Sample Size: The sample size was set at 450 to account for 10% dropout.
Power Calculations: The event incidence rates in the edoxaban and warfarin groups were assumed to be 1-3% each. A difference of no more than 2% in the event incidence rate between the edoxaban group and warfarin group was considered a clinically acceptable margin. The probability that the point estimate of the difference in event incidence rates would fall within this threshold was calculated to be approximately 90%.
Primary End Points: Stroke or systemic embolism at 12 weeks after surgery.
Secondary End Points: Major bleeding, intracardiac thrombus, and a composite of stroke, systemic embolism, or major bleeding.

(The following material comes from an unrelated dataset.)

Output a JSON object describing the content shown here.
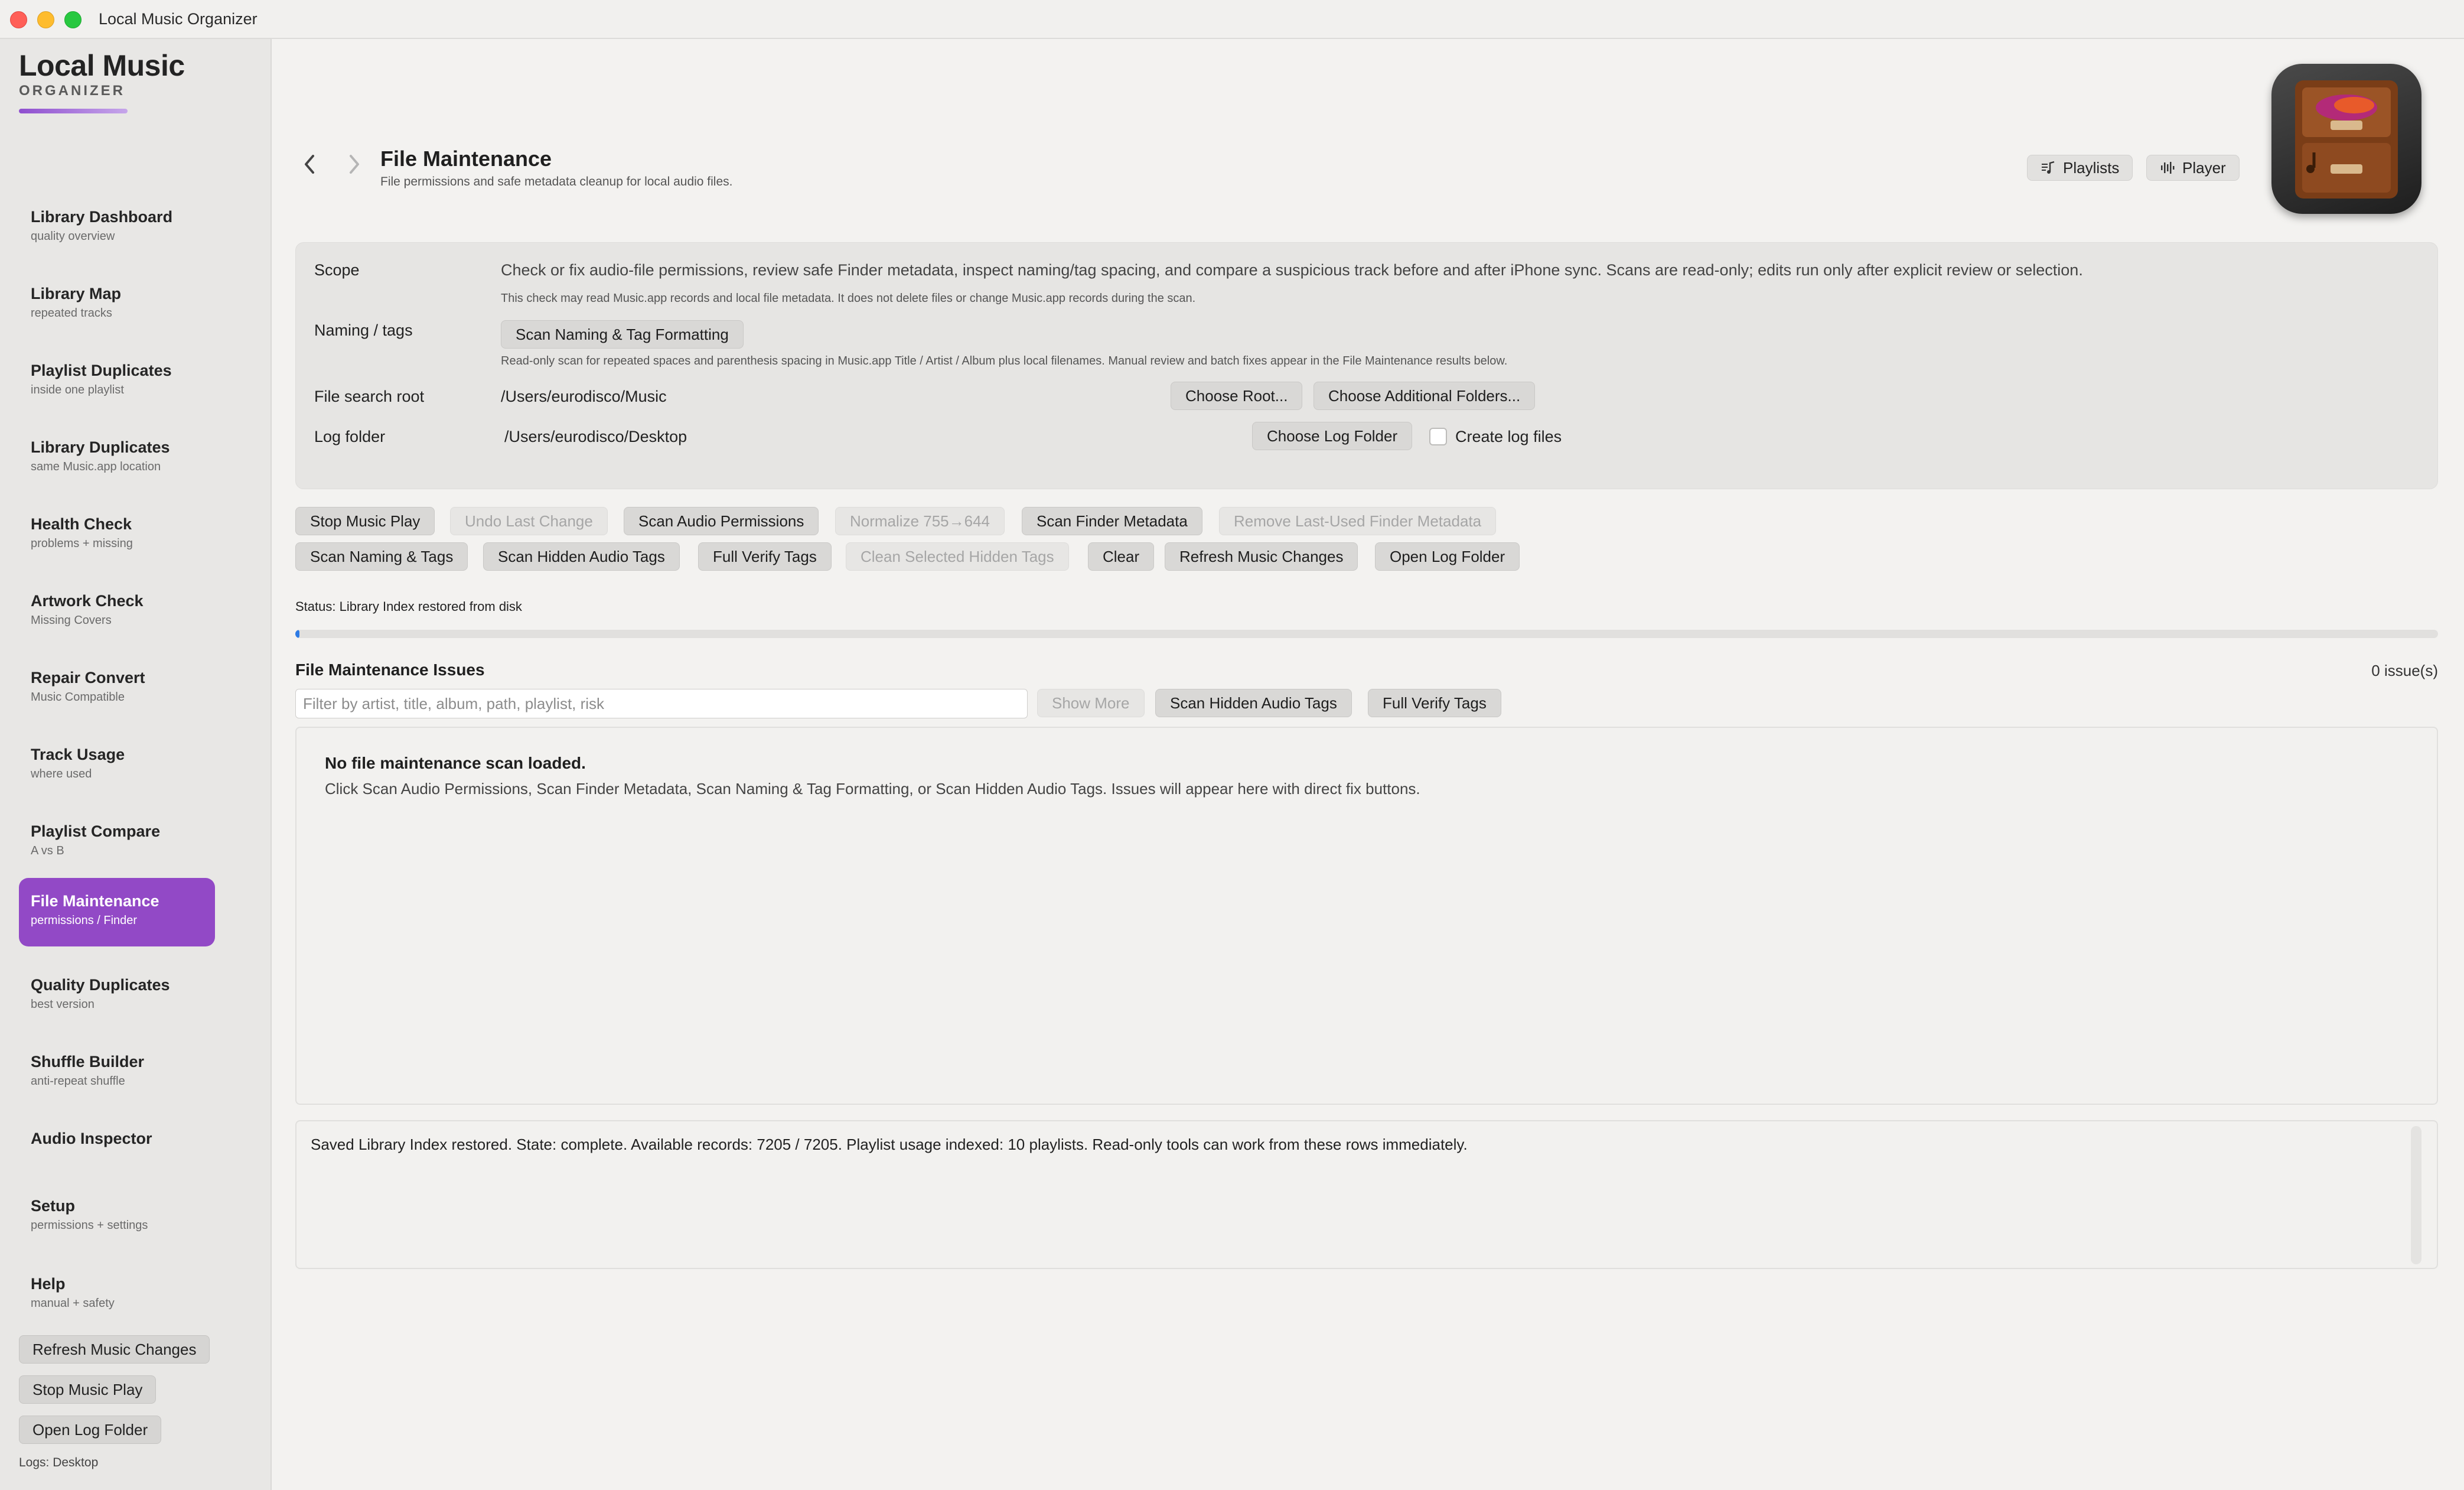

Outcomes: Of 410 enrolled patients, 389 were included in the final analysis (73±6 years, 56.8% male, 79.4% sinus rhythm, edoxaban group: n=195, warfarin group: n=194). The primary outcome occurred in 0.5% (n=1) in the edoxaban group, whereas in 1.5% (n=3) in the warfarin group (risk difference, −1.03, 95%CI, −4.34 to 1.95). The incidence of major bleeding was numerically higher in the edoxaban group (4.1% vs 1.0%, risk difference, 3.07; 95%CI, −0.67 to 7.27), but no fatal bleeding or intracranial hemorrhage was observed, whereas one fatal intracranial hemorrhage occurred in the warfarin group. Our results suggest that edoxaban is a potential alternative anticoagulant therapy early after BPV replacement, including patients with sinus rhythm.